Atualizado: 3 de abr. de 2020

Você pode mudar a sua mente com a prática da meditação com atenção plena.

Estudos científicos mostram que, quando meditamos, estamos de fato alterando a forma do cérebro, flexionando os músculos da atenção. Da mesma maneira que vamos à academia e fazemos repetições para aumentar nossos músculos, praticamos meditação diariamente para focar a mente e mudar sua neuroplasticidade. Neuroplasticidade é a capacidade do cérebro de mudar sua estrutura.


“A neuroplasticidade, também conhecida como plasticidade cerebral, refere-se a mudanças nas vias neurais e sinapses que são devidas a mudanças no comportamento, ambiente e processos neurais. A neuroplasticidade substituiu a posição anteriormente sustentada de que o cérebro é um órgão fisiologicamente estático e explora como - e de que maneira - o cérebro muda ao longo da vida.


A neuroplasticidade ocorre em vários níveis, desde alterações celulares devido ao aprendizado até alterações em larga escala envolvidas no remapeamento cortical em resposta a lesões. O papel da neuroplasticidade é amplamente reconhecido no desenvolvimento saudável, aprendizado, memória e recuperação de danos cerebrais ”


A Dra. Sarah Lazar, neurocientista do Massachusetts General Hospital em Boston, MA, demonstrou através de estudos da consciência que você pode mudar a forma do seu cérebro após apenas 8 semanas de meditação por 20 minutos por dia (publicado no Journal of Psychiatry Research). Os pesquisadores também descobriram que a amígdala, a parte do cérebro responsável por nossas respostas de "luta ou fuga" e medo, na verdade diminui ao praticar a meditação da atenção plena, diminuindo nossa resposta ao estresse e se tornando menos reativa.


As mudanças que ocorrem no cérebro como resultado da meditação reduzem a pressão sanguínea, o estresse, a ansiedade e a depressão, enquanto aumentam nossa inteligência emocional, produtividade, criatividade e concentração. Somos capazes de resolver problemas difíceis, nos tornarmos mais pró-sociais e encontrar liberdade de pensamentos e sentimentos habituais que não nos servem mais. Isso nos permite desenvolver uma maneira hábil de estar conosco e com os outros.

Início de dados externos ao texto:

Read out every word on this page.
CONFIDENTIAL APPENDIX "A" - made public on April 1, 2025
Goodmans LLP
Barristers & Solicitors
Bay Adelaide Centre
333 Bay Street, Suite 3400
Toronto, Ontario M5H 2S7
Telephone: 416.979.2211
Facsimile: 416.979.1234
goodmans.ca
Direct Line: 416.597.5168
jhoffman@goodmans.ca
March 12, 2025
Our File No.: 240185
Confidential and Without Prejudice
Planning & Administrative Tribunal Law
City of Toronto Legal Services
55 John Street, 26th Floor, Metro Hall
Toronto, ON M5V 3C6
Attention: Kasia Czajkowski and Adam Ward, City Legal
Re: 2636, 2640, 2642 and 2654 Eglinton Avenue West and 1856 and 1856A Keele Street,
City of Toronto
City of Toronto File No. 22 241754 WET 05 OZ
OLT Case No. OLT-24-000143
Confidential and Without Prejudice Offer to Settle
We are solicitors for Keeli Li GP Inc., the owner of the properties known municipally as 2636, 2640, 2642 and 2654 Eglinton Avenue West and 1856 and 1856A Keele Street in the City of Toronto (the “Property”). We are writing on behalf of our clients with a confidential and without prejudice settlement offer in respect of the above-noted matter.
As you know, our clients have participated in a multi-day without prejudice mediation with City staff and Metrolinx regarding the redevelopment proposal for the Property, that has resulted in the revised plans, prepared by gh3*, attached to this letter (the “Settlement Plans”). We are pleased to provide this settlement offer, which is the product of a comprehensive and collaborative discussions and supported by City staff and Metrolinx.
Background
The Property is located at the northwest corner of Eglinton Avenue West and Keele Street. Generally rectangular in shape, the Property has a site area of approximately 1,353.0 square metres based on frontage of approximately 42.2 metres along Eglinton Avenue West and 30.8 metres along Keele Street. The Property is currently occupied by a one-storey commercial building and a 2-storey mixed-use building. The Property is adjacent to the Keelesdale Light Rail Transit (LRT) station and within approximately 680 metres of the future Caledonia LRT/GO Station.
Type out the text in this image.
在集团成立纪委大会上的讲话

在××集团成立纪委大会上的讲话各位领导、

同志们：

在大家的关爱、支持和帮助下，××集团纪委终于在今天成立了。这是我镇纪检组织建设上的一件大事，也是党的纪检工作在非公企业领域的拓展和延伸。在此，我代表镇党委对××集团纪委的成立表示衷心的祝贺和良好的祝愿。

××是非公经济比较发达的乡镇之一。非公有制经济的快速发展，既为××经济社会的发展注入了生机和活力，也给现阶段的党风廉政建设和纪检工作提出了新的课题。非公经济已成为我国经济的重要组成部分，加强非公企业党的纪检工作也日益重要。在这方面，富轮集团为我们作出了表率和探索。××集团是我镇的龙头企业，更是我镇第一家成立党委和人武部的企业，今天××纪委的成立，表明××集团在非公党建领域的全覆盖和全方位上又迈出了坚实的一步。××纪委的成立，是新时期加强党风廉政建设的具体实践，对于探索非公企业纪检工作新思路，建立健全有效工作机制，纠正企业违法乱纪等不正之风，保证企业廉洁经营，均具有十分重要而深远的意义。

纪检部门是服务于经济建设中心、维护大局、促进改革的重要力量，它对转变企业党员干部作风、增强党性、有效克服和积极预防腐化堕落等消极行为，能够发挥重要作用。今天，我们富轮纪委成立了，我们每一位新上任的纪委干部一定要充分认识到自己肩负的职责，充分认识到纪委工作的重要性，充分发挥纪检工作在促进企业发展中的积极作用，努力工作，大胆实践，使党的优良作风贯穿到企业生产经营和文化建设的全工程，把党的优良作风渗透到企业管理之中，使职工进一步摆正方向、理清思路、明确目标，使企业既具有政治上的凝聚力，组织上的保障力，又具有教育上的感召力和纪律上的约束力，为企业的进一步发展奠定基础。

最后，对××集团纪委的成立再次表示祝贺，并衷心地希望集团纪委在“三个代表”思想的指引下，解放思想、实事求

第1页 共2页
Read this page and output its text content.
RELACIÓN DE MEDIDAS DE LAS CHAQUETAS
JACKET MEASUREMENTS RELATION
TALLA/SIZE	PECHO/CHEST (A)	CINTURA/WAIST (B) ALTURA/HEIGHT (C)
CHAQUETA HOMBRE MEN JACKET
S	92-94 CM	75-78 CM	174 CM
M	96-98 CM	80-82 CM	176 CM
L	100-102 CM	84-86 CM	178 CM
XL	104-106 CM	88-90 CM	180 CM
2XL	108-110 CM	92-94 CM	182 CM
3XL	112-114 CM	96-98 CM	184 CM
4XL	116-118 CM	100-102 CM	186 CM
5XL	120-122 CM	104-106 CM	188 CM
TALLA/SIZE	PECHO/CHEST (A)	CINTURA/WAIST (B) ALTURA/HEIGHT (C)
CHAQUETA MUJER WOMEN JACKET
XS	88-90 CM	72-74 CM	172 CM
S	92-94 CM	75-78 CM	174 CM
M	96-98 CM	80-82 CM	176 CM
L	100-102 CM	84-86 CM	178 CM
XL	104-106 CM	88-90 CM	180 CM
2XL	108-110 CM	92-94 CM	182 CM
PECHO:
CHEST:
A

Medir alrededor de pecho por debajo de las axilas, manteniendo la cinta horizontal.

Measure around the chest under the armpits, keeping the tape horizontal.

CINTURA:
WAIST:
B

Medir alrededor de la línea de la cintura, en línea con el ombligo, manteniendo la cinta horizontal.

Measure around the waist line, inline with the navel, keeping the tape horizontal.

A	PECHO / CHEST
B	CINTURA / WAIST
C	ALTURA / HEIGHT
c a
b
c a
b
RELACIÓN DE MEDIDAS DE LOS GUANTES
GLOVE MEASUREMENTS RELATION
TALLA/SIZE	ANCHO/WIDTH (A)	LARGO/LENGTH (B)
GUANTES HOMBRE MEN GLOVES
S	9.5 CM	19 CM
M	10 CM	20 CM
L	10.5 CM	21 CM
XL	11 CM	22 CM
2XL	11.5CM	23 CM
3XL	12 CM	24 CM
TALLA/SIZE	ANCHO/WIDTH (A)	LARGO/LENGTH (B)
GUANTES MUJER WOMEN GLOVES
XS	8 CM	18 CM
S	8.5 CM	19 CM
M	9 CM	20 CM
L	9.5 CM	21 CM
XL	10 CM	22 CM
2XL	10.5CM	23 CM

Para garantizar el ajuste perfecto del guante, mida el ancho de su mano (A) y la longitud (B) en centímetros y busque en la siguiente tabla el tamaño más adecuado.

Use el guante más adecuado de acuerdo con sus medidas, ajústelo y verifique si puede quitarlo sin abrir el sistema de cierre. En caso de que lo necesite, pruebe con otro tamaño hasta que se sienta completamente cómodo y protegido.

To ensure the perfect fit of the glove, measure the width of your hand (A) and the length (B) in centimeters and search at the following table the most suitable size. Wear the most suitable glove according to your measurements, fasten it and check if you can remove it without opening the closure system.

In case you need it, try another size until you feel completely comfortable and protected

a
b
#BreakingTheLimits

A meditação da atenção plena regula a atividade da ínsula anterior durante a empatia pela dor social


Demonstrou-se que a atenção plena reduz o estresse, promove a saúde e o bem-estar, além de aumentar o comportamento compassivo com os outros.Reduz o sofrimento às próprias experiências dolorosas, acompanhando as respostas neurais alteradas, aprimorando os processos de autorregulação e diminuindo a reatividade emocional.


A fim de investigar se a atenção plena reduz similarmente o estresse e as ativações neurais associadas à empatia pelas experiências socialmente dolorosas de outras pessoas, que podem motivar mais fortemente o comportamento pró-social, o presente estudo comparou características e efeitos estatais da meditação da atenção plena a longo prazo (LTM ) prática.Para fazer isso, adquirimos dados comportamentais e medidas de atividade neural usando ressonância magnética funcional (fMRI) durante uma tarefa de empatia pela dor social enquanto manipulamos o estado de meditação entre dois grupos de praticantes de LTM que correspondiam a um grupo controle.


Os resultados mostram ativações aumentadas da ínsula anterior (AI) e do córtex cingulado anterior (ACC), bem como do córtex pré-frontal medial e do pólo temporal ao compartilhar o sofrimento social de outras pessoas, tanto em praticantes de LTM quanto em controles.No entanto, em praticantes de LTM, que praticaram a meditação da atenção plena pouco antes de observar a dor social de outros, a ativação da IA ​​esquerda foi menor e a força da ativação da IA ​​após a meditação da atenção plena foi negativamente associada à compaixão por traços nos praticantes de LTM.As descobertas sugerem que a meditação atual da atenção plena pode fornecer um mecanismo adaptativo para lidar com o sofrimento devido ao compartilhamento empático do sofrimento alheio, possibilitando assim um comportamento compassivo.Hum Brain Mapp 38: 4034-4046, 2017.